Letter to the Editor:

After reading David Brooks' article "The Merits of Meritocracy" in the May issue of The Atlantic Monthly, I decided to use it in the Introduction to Ethics class I teach at Metropolitan Community College (Omaha, NE). My students found it hard to relate to Brooks' description of middle class upbringing as a "world of almost crystalline meritocracy." Most of my students were not born into a society that surrounded them "with a web of instruction, encouragement, and recognition;" most had difficulty sympathizing with kids who grew up, as they put it, with a silver spoon in their mouths.

I decided to use Brooks' article for this class because it's a special class, one I look forward to teaching. My students are members of the Nebraska Correctional Youth Facility and have been incarcerated for various crimes ranging from murder and rape to molestation and theft. What caught my eye was Brooks' claim that "society's rebels had it all wrong when they tried to find self-fulfillment by breaking loose from tradition." My students certainly seemed to fit into that category, especially when Brooks says that "Their rebellions created selves without roots or moral reference points." I myself had reservations about the article, some of which I could not put my finger on, so I asked my students to help me explore and analyze Brooks' argument.

 After spending more than a full hour identifying his argument in terms of conclusion and reasons, we then evaluated the argument. Most of my students now made a grudging acknowledgement that the argument had some merit (in terms of truth), and they had some understanding (sympathy) for it.

At the beginning of the class, I had re-introduced Plato's simile of the cave, and now asked them to compare Brooks' argument with Plato's image of prisoners moving out of the cave into the light. We went back over the process of this movement as one that is embedded in the activity of questioning. I asked my students what role the activity of questioning played in Brooks' article. They were silent for a moment.
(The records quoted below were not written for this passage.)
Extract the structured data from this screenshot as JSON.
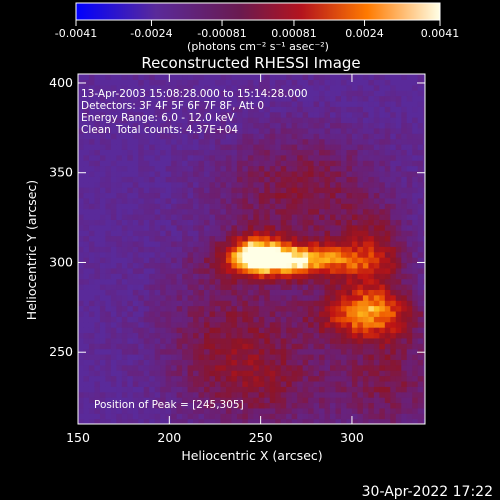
{
  "chart_data": {
    "type": "heatmap",
    "title": "Reconstructed RHESSI Image",
    "xlabel": "Heliocentric X (arcsec)",
    "ylabel": "Heliocentric Y (arcsec)",
    "x_range": [
      150,
      340
    ],
    "y_range": [
      210,
      405
    ],
    "x_ticks": [
      150,
      200,
      250,
      300
    ],
    "y_ticks": [
      250,
      300,
      350,
      400
    ],
    "colorbar": {
      "range": [
        -0.0041,
        0.0041
      ],
      "tick_values": [
        -0.0041,
        -0.0024,
        -0.00081,
        0.00081,
        0.0024,
        0.0041
      ],
      "tick_labels": [
        "-0.0041",
        "-0.0024",
        "-0.00081",
        "0.00081",
        "0.0024",
        "0.0041"
      ],
      "unit_label": "(photons cm⁻² s⁻¹ asec⁻²)"
    },
    "annotations": {
      "time_range": "13-Apr-2003 15:08:28.000 to 15:14:28.000",
      "detectors": "Detectors: 3F 4F 5F 6F 7F 8F, Att 0",
      "energy": "Energy Range: 6.0 - 12.0 keV",
      "method": "Clean",
      "total_counts": "Total counts: 4.37E+04",
      "peak": "Position of Peak = [245,305]"
    },
    "peak_position": [
      245,
      305
    ],
    "map_colors": {
      "background": "#000000",
      "low": "#5a2a9a",
      "mid": "#b4141e",
      "high": "#ffffe6"
    },
    "sources": [
      {
        "x": 265,
        "y": 300,
        "strength": 1.0,
        "sx": 25,
        "sy": 7
      },
      {
        "x": 245,
        "y": 305,
        "strength": 0.55,
        "sx": 10,
        "sy": 8
      },
      {
        "x": 305,
        "y": 270,
        "strength": 0.75,
        "sx": 20,
        "sy": 10
      },
      {
        "x": 310,
        "y": 300,
        "strength": 0.5,
        "sx": 14,
        "sy": 18
      },
      {
        "x": 270,
        "y": 340,
        "strength": 0.45,
        "sx": 35,
        "sy": 25
      },
      {
        "x": 230,
        "y": 260,
        "strength": 0.4,
        "sx": 30,
        "sy": 30
      },
      {
        "x": 320,
        "y": 235,
        "strength": 0.4,
        "sx": 20,
        "sy": 25
      },
      {
        "x": 255,
        "y": 230,
        "strength": 0.3,
        "sx": 30,
        "sy": 20
      }
    ]
  },
  "footer": {
    "date": "30-Apr-2022 17:22"
  }
}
I re-phrased the question: is thinking (questioning) necessary to 44get out of the box"? Then they immediately caught on!
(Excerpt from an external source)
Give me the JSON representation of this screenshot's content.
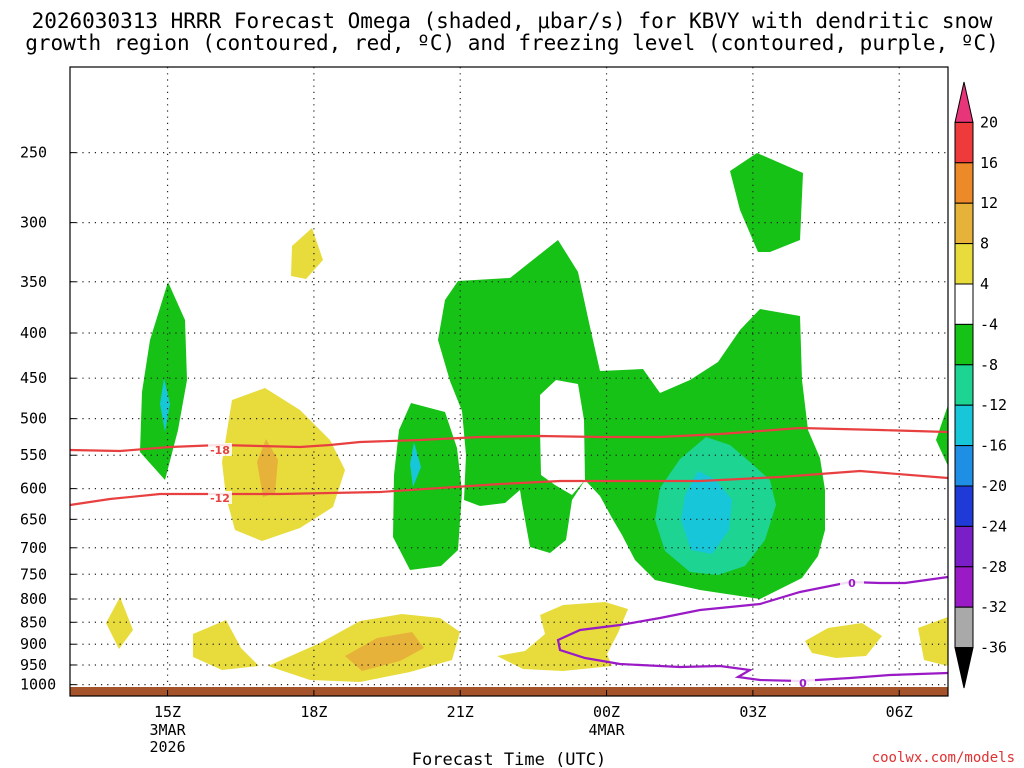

"All growth involves questioning," they replied, and Brooks leaves no room for growth. The only way to grow, according to Brooks, is to learn how to manipulate what's in the box. I agreed and said that Brooks equates "breaking out of the box" with "breaking loose from tradition." I then asked them if this was a false either/or: either you stay within the box and manipulate the system or you break out of the box and become rootless and without moral reference points? They agreed that this was a false either/or.

My next question was the following: are there different ways of breaking loose from the tradition? For example, are there constructive ways of breaking loose as opposed to destructive ways of doing so? Before they answered this question, I asked them to think of the American Revolution and whether it was an example of destructive or constructive breaking loose? They agreed it was constructive. "Why?" I asked. "Because they wanted to put something better in its place," one of my students said. (That student the gold star of the day.) "And when does it become destructive?" I asked. "When it doesn't connect back to the box," they responded. I guess you could say that we jumped out of Brooks' "meritocracy box."

What I haven't told my students (as of this writing) is that Brooks' argument is a bunch of crap. His argument takes place in a vacuum. He says that "Social contributions -giving back - flow easily and naturally from the meritocrat's life mission." Sure, meritocrats help out other striving meritocrats, but once outside the middle class meritocratic system, a whole different ethic takes hold. The meritocrat on his or her way to little league practice looks at the barbed wire of the prison - and looks away. 'Why? Because meritocrats will "freeze-frame" people who do not or have not participated in the system as pariahs. Those outside the system, whether they be criminals, bag-people, skid-row bums, mentally incompetents, or addicts are the "other," those outside the meritocratic system, the untouchables of our society.

I'll believe in our meritocratic system when the middle class decides to spend more time in soup kitchens, mental hospitals, abuse shelters, runaway homes, and prisons. I am reminded of Ursula LeGuin's "The Ones Who Walk Away from Omelas." As far as I can tell, our meritocrats would take one look at the suffering child and go right back to their meritocratic activities. When meritocrats stop "freeze-framing" those "others," then I'll feel a whole lot better about what I do: teaching my students about the possibility of change.

Frank Edler, Ph. D.

This letter is dedicated to my students: Zachery Bulinsky, Michael Clark, Robert Ironbear, Josh Jones, Shawn Lebrato, Tylan Lucas, Luis Marmolejo, Josh Medley, Jesse Moody, Aaron Necas, Josh Pearson, Jeremy Riser, Josh Rosenberg, Brent Sanders, Robert Trosper, and Michael Tyree.